Theoretical and Experimental Investigations on the Ultra-Low-Frequency Broadband of Quasi-Static Metamaterials

Abstract

This paper proposes an I-shaped radial elastic metamaterial with ultra-low-frequency broadband characteristics and studies the propagation characteristics of elastic waves in their quasi-static state. Through the calculation of the dispersion relationship, the frequency response function, and the eigenmode displacement field, it is found that the ultra-low-frequency wide band gap can be generated in the quasi-static metamaterial. The wide band gap is mainly caused by modal transitions. The equivalent mass–spring model reveals the modal changes of the I-shaped radial elastic metamaterial under the surface constraints.
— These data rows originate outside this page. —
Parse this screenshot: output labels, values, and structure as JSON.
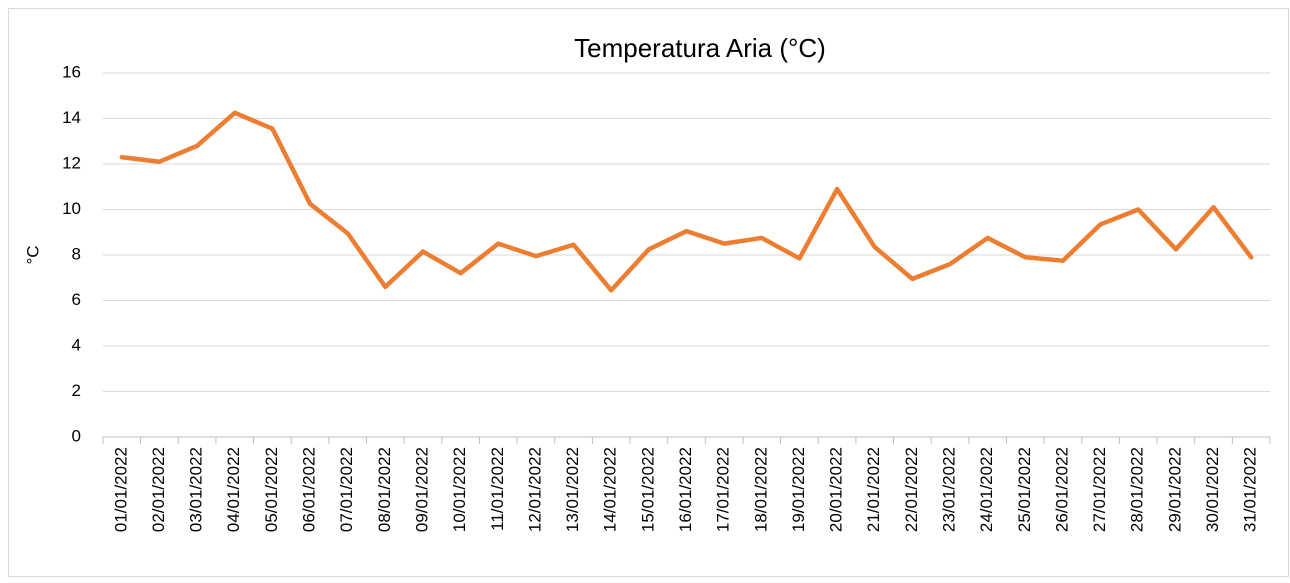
{
  "chart_data": {
    "type": "line",
    "title": "Temperatura Aria (°C)",
    "y_label": "°C",
    "categories": [
      "01/01/2022",
      "02/01/2022",
      "03/01/2022",
      "04/01/2022",
      "05/01/2022",
      "06/01/2022",
      "07/01/2022",
      "08/01/2022",
      "09/01/2022",
      "10/01/2022",
      "11/01/2022",
      "12/01/2022",
      "13/01/2022",
      "14/01/2022",
      "15/01/2022",
      "16/01/2022",
      "17/01/2022",
      "18/01/2022",
      "19/01/2022",
      "20/01/2022",
      "21/01/2022",
      "22/01/2022",
      "23/01/2022",
      "24/01/2022",
      "25/01/2022",
      "26/01/2022",
      "27/01/2022",
      "28/01/2022",
      "29/01/2022",
      "30/01/2022",
      "31/01/2022"
    ],
    "values": [
      12.3,
      12.1,
      12.8,
      14.25,
      13.55,
      10.25,
      8.95,
      6.6,
      8.15,
      7.2,
      8.5,
      7.95,
      8.45,
      6.45,
      8.25,
      9.05,
      8.5,
      8.75,
      7.85,
      10.9,
      8.35,
      6.95,
      7.6,
      8.75,
      7.9,
      7.75,
      9.35,
      10.0,
      8.25,
      10.1,
      7.9
    ],
    "color": "#ed7d31",
    "ylim": [
      0,
      16
    ],
    "yticks": [
      0,
      2,
      4,
      6,
      8,
      10,
      12,
      14,
      16
    ],
    "grid": true
  }
}
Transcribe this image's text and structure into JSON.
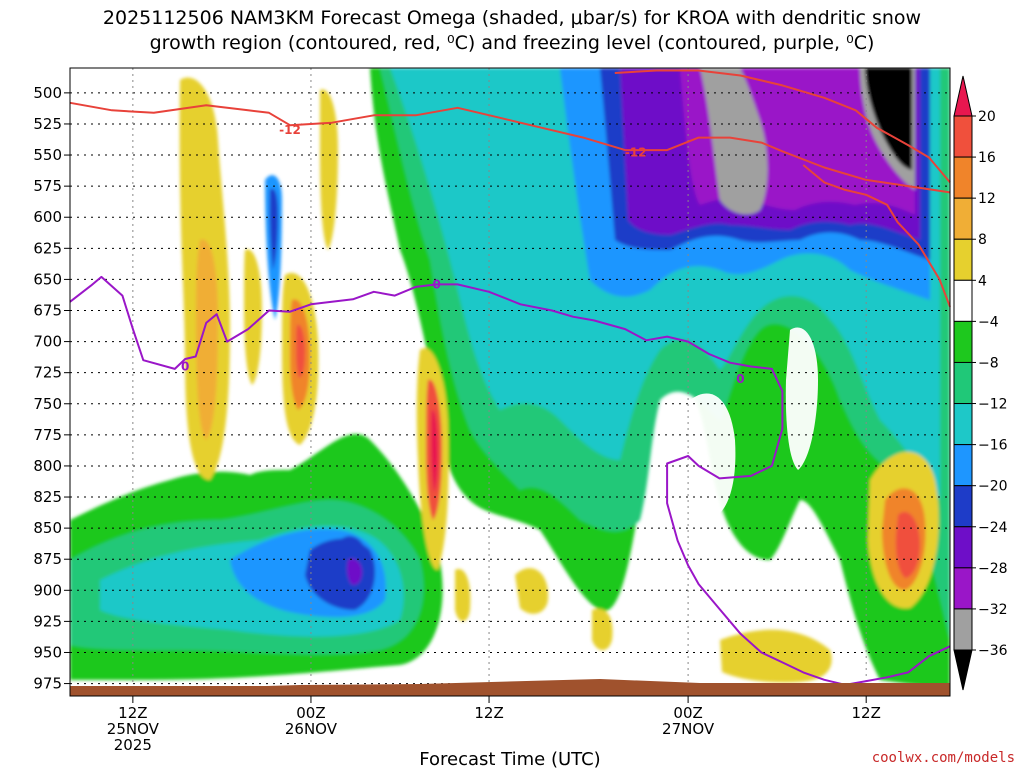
{
  "title_line1": "2025112506 NAM3KM Forecast Omega (shaded, μbar/s) for KROA with dendritic snow",
  "title_line2": "growth region (contoured, red, ⁰C) and freezing level (contoured, purple, ⁰C)",
  "credit": "coolwx.com/models",
  "colors": {
    "dendritic_contour": "#e8423a",
    "freezing_contour": "#9a16c8",
    "ground": "#a0522d"
  },
  "chart_data": {
    "type": "heatmap",
    "xlabel": "Forecast Time (UTC)",
    "x_range_hours": [
      0,
      84
    ],
    "y_range_mb": [
      480,
      985
    ],
    "yaxis_inverted": true,
    "grid": true,
    "y_ticks": [
      "500",
      "525",
      "550",
      "575",
      "600",
      "625",
      "650",
      "675",
      "700",
      "725",
      "750",
      "775",
      "800",
      "825",
      "850",
      "875",
      "900",
      "925",
      "950",
      "975"
    ],
    "x_ticks": [
      {
        "hour": 6,
        "l1": "12Z",
        "l2": "25NOV",
        "l3": "2025"
      },
      {
        "hour": 23,
        "l1": "00Z",
        "l2": "26NOV",
        "l3": ""
      },
      {
        "hour": 40,
        "l1": "12Z",
        "l2": "",
        "l3": ""
      },
      {
        "hour": 59,
        "l1": "00Z",
        "l2": "27NOV",
        "l3": ""
      },
      {
        "hour": 76,
        "l1": "12Z",
        "l2": "",
        "l3": ""
      }
    ],
    "colorbar": {
      "labels": [
        "20",
        "16",
        "12",
        "8",
        "4",
        "−4",
        "−8",
        "−12",
        "−16",
        "−20",
        "−24",
        "−28",
        "−32",
        "−36"
      ],
      "colors": [
        "#e8174f",
        "#f0503c",
        "#f0842a",
        "#f0ae36",
        "#e6d02e",
        "#ffffff",
        "#1ec81e",
        "#20c878",
        "#1ec8c8",
        "#1e96ff",
        "#1e3cc8",
        "#6e0ec8",
        "#9a16c8",
        "#a0a0a0",
        "#000000"
      ]
    },
    "contour_labels": [
      {
        "text": "-12",
        "hour": 21,
        "mb": 530,
        "series": "dendritic"
      },
      {
        "text": "-12",
        "hour": 54,
        "mb": 548,
        "series": "dendritic"
      },
      {
        "text": "0",
        "hour": 11,
        "mb": 720,
        "series": "freezing"
      },
      {
        "text": "0",
        "hour": 35,
        "mb": 654,
        "series": "freezing"
      },
      {
        "text": "0",
        "hour": 64,
        "mb": 730,
        "series": "freezing"
      }
    ],
    "series": [
      {
        "kind": "dendritic",
        "points": [
          [
            0,
            508
          ],
          [
            4,
            514
          ],
          [
            8,
            516
          ],
          [
            13,
            510
          ],
          [
            17,
            514
          ],
          [
            19,
            516
          ],
          [
            21,
            526
          ],
          [
            25,
            524
          ],
          [
            29,
            518
          ],
          [
            33,
            518
          ],
          [
            37,
            512
          ],
          [
            41,
            520
          ],
          [
            45,
            528
          ],
          [
            49,
            536
          ],
          [
            53,
            546
          ],
          [
            57,
            546
          ],
          [
            60,
            536
          ],
          [
            63,
            536
          ],
          [
            66,
            540
          ],
          [
            68,
            547
          ],
          [
            72,
            560
          ],
          [
            76,
            570
          ],
          [
            80,
            575
          ],
          [
            84,
            580
          ]
        ]
      },
      {
        "kind": "dendritic",
        "points": [
          [
            52,
            484
          ],
          [
            56,
            482
          ],
          [
            60,
            482
          ],
          [
            64,
            486
          ],
          [
            68,
            494
          ],
          [
            72,
            504
          ],
          [
            75,
            514
          ],
          [
            77,
            528
          ],
          [
            80,
            542
          ],
          [
            82,
            552
          ],
          [
            84,
            572
          ]
        ]
      },
      {
        "kind": "dendritic",
        "points": [
          [
            70,
            558
          ],
          [
            72,
            572
          ],
          [
            74,
            578
          ],
          [
            76,
            582
          ],
          [
            78,
            590
          ],
          [
            79,
            604
          ],
          [
            81,
            622
          ],
          [
            83,
            650
          ],
          [
            84,
            672
          ]
        ]
      },
      {
        "kind": "freezing",
        "points": [
          [
            0,
            668
          ],
          [
            2,
            655
          ],
          [
            3,
            648
          ],
          [
            5,
            663
          ],
          [
            6,
            690
          ],
          [
            7,
            715
          ],
          [
            10,
            722
          ],
          [
            11,
            714
          ],
          [
            12,
            712
          ],
          [
            13,
            685
          ],
          [
            14,
            678
          ],
          [
            15,
            700
          ],
          [
            17,
            690
          ],
          [
            19,
            675
          ],
          [
            21,
            676
          ],
          [
            23,
            670
          ],
          [
            25,
            668
          ],
          [
            27,
            666
          ],
          [
            29,
            660
          ],
          [
            31,
            663
          ],
          [
            33,
            656
          ],
          [
            35,
            654
          ],
          [
            37,
            654
          ],
          [
            40,
            660
          ],
          [
            43,
            670
          ],
          [
            46,
            675
          ],
          [
            48,
            680
          ],
          [
            50,
            683
          ],
          [
            53,
            690
          ],
          [
            55,
            699
          ],
          [
            57,
            696
          ],
          [
            59,
            700
          ],
          [
            61,
            710
          ],
          [
            63,
            717
          ],
          [
            65,
            720
          ],
          [
            67,
            722
          ],
          [
            68,
            740
          ],
          [
            68,
            770
          ],
          [
            67,
            800
          ],
          [
            65,
            808
          ],
          [
            62,
            810
          ],
          [
            60,
            800
          ],
          [
            59,
            792
          ],
          [
            57,
            798
          ],
          [
            57,
            830
          ],
          [
            58,
            860
          ],
          [
            59,
            880
          ],
          [
            60,
            895
          ],
          [
            62,
            915
          ],
          [
            64,
            935
          ],
          [
            66,
            950
          ],
          [
            68,
            958
          ],
          [
            70,
            966
          ],
          [
            72,
            972
          ],
          [
            74,
            976
          ],
          [
            76,
            973
          ],
          [
            78,
            970
          ],
          [
            80,
            966
          ],
          [
            82,
            953
          ],
          [
            84,
            945
          ]
        ]
      }
    ]
  }
}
Furthermore, by studying the directional vibration displacement field of the finite period structure, it is demonstrated that the mechanism of the ultra-low-frequency broadband (0<Reduced frequency(Ω)<0.20) is the local resonance mechanism. Subsequently, the influence of the geometric and the material parameters on the location and width of the band gap is explored numerically. Finally, based on the model, through the hammer modal experiment, it is proven that the quasi-static structure yields an ultra-low-frequency stop band of 0.1–1012 Hz. The research conclusions can be applied to mechanical engineering fields such as ultra-low-frequency vibration reduction.